Est-ce toi que chez moi minuit parfois apporte? 
Est-ce toi qui heurtais l’autre muit à ma porte?
Pendant que je ne dormais pas? 

C’est done vers moi que vient lentement ta lumière? 
La pierre de mon seuil peut-être est la première 
Des sombres marches tu trépas. 

  Escrita para Marine Terrace, na noite de 30 de março de 1854, essa poesia mística prolongava o seu eco na nota que Victor Hugo lançava no seu caderno, em 24 de outubro de 1873: 

  “Nessa noite eu não dormia. Eram quase três horas da madrugada. Um golpe seco e fortíssimo soou ao pé de minha cama, perto da porta do meu quarto e, pensei na minha filha morta e, disse para comigo: “És tu?” Depois, pensei na conspiração bonapartista que se comenta, num novo dois de dezembro possível e me perguntei: “Será um aviso?” Acrescentei mentalmente: “Se és tu, que estás aí e vens avisar-me por causa dessa conspiração, dá duas pancadas.” Esperei mais ou menos meia hora, a noite era profunda, reinando completo silêncio na casa e, de repente, dois golpes foram ouvidos junto à porta: eram, desta vez, surdos, porém distintos e bem claros.” 

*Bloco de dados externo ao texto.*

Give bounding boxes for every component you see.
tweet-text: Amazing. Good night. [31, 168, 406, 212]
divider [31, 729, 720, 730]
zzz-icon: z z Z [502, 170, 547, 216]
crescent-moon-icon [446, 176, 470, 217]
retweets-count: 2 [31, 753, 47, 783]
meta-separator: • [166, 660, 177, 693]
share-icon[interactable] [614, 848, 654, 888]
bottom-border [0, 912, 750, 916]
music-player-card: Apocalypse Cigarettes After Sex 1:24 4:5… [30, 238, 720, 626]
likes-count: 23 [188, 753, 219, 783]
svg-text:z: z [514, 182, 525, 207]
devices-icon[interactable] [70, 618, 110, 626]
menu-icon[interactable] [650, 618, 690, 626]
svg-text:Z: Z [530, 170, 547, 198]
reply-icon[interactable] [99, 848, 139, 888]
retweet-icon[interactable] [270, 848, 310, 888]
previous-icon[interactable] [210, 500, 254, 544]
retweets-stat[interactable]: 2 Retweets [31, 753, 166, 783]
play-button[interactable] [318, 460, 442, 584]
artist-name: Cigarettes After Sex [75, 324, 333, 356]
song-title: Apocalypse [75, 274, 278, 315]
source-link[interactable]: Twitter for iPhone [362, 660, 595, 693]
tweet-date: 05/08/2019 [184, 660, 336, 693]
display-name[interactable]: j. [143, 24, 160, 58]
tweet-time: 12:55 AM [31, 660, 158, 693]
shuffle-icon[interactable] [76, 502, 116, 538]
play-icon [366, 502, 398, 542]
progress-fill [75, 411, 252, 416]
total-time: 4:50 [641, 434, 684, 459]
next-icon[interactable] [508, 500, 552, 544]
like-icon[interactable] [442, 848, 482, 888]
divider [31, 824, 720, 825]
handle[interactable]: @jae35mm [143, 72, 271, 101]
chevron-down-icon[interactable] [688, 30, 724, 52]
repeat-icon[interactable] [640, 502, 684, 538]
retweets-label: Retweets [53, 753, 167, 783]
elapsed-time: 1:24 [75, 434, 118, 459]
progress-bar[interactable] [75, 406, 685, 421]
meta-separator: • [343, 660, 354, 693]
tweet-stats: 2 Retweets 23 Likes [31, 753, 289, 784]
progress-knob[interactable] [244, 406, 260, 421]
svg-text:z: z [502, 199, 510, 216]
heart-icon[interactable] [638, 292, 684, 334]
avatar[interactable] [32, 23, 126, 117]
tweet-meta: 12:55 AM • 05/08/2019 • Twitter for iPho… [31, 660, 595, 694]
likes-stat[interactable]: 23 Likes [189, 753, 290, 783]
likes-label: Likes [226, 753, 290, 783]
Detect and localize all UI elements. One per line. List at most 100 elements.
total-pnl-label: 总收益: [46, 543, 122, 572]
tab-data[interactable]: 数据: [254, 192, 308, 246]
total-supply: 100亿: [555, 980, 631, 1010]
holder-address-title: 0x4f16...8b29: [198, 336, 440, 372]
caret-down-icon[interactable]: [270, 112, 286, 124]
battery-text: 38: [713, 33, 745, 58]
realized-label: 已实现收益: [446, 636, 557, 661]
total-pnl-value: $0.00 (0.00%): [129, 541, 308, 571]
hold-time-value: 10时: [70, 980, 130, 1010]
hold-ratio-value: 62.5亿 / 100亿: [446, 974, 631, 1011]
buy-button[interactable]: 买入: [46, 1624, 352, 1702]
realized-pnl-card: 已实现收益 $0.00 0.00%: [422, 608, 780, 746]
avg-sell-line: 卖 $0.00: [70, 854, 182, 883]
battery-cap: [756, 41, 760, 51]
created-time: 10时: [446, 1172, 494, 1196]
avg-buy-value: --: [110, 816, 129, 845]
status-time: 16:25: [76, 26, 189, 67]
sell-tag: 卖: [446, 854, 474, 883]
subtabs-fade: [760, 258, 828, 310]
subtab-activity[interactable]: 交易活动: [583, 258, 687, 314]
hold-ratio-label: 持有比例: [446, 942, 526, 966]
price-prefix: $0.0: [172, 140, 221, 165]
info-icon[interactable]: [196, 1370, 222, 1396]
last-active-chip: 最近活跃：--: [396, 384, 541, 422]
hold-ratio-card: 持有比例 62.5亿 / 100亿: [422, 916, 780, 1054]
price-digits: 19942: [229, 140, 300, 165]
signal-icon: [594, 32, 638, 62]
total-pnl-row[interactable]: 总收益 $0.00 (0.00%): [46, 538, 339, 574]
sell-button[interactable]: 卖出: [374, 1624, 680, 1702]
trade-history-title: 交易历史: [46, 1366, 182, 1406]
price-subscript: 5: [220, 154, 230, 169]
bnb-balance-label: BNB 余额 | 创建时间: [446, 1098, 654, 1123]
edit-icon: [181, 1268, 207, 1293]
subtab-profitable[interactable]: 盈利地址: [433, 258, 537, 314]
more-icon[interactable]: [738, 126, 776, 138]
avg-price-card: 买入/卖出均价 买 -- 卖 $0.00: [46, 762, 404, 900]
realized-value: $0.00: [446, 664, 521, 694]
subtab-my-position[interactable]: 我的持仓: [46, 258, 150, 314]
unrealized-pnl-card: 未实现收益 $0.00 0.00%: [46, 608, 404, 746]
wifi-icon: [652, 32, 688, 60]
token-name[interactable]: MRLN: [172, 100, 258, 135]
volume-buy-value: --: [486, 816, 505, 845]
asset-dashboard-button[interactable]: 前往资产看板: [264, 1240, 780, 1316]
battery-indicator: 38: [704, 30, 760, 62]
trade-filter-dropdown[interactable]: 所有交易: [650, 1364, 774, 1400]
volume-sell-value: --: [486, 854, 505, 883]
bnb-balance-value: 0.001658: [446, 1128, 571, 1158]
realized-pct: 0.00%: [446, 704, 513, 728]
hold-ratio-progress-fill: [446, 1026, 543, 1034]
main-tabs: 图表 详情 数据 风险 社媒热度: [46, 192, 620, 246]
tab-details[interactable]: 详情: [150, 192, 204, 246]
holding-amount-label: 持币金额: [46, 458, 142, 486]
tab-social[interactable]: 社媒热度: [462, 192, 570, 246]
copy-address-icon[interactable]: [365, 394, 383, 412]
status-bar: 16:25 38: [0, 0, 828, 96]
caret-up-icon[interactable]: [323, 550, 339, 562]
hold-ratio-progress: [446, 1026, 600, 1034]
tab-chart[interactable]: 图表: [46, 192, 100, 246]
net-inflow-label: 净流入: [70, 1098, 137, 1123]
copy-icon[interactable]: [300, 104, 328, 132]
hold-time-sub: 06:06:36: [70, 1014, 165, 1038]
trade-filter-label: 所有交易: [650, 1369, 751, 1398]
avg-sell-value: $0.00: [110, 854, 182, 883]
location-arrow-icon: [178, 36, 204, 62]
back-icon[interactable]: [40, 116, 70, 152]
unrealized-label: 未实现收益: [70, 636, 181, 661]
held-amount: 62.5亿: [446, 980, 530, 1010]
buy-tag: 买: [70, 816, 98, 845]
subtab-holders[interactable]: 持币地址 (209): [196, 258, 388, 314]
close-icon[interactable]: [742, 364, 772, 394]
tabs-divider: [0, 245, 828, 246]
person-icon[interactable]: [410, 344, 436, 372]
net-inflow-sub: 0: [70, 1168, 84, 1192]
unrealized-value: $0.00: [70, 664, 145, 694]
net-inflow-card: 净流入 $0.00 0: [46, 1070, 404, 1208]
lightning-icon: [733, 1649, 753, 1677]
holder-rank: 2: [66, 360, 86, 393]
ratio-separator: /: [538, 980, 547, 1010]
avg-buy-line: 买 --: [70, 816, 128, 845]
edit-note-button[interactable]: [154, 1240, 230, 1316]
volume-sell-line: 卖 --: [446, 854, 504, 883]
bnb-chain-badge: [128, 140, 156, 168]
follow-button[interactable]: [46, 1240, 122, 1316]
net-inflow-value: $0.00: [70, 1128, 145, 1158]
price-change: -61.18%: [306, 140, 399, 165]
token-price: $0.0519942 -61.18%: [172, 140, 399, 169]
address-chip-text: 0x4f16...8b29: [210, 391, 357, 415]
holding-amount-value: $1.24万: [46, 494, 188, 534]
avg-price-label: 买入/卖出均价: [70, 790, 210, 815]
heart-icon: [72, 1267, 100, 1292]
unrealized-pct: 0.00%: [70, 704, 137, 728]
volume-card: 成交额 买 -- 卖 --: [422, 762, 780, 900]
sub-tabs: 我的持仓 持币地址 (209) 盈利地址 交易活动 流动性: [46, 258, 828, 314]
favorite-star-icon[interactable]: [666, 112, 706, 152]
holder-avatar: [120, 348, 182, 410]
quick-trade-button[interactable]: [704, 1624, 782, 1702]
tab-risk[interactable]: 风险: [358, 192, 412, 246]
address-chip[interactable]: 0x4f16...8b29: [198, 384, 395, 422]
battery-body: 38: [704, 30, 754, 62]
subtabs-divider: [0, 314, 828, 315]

  Louis Barthau continua o seu relato dizendo que, em 21 de novembro de 1871, Victor Hugo escrevia: 

  “Nessa noite acordei ouvindo bem perto de mim pancadas na minha mesa de cabeceira. Eram pancadas lentas e regulares, duraram um quarto de hora. Eu escutava e a coisa não parava. Orei e as pancadas pararam. Então eu disse: “Se és tu, minha filha, ou tu, meu filho, dá duas pancadas.” Dez minutos depois, aproximadamente, duas pancadas se ouviram, junto à parede, num pé da cama e, eu falei, sempre mentalmente: “É um conselho que me vens trazer? Devo sair de Paris? Devo ficar? Se devo ficar, dá uma pancada e se devo partir, três pancadas.” 

  Escutei. Silêncio. Nenhuma resposta. Então tornei a dormir. O fenómeno durara cerca de uma hora. 

  Dia 22 de novembro – Nessa noite, ouvi três pancadas, seriam a resposta da pergunta de ontem? Sendo tão tardia, pareceu-me pouco clara.” 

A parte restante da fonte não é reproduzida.